Thermal time constant: optimising the skin temperature predictive modelling in lower limb prostheses using Gaussian processes

Healthc Technol Lett. 2016 May 20;3(2):98-104. doi: 10.1049/htl.2015.0023. eCollection 2016 Jun.

Abstract

Elevated skin temperature at the body/device interface of lower-limb prostheses is one of the major factors that affect tissue health. The heat dissipation in prosthetic sockets is greatly influenced by the thermal conductive properties of the hard socket and liner material employed. However, monitoring of the interface temperature at skin level in lower-limb prosthesis is notoriously complicated. This is due to the flexible nature of the interface liners used which requires consistent positioning of sensors during donning and doffing. Predicting the residual limb temperature by monitoring the temperature between socket and liner rather than skin and liner could be an important step in alleviating complaints on increased temperature and perspiration in prosthetic sockets. To predict the residual limb temperature, a machine learning algorithm - Gaussian processes is employed, which utilizes the thermal time constant values of commonly used socket and liner materials.
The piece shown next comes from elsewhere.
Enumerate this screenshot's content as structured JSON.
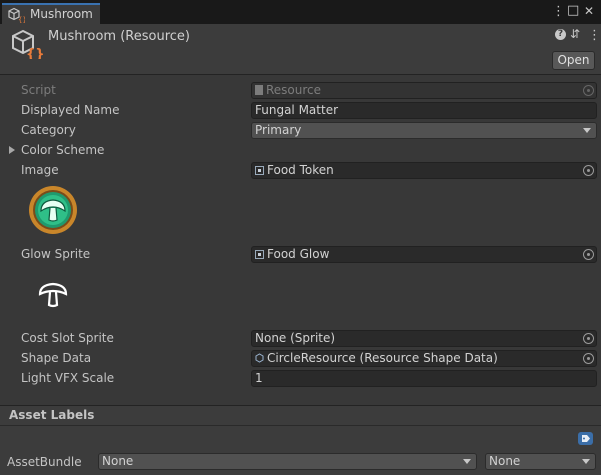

This Letter highlights the relevance of thermal time constant of prosthetic materials in Gaussian processes technique which would be useful in addressing the challenge of non-invasively monitoring the residual limb skin temperature. With the introduction of thermal time constant, the model can be optimised and generalised for a given prosthetic setup, thereby making the predictions more reliable.

Keywords: Gaussian processes; biothermics; body-device interface; hard socket; heat dissipation; lower limb prostheses; perspiration; prosthetics; residual limb temperature; skin; skin temperature predictive modelling; thermal time constant; tissue health.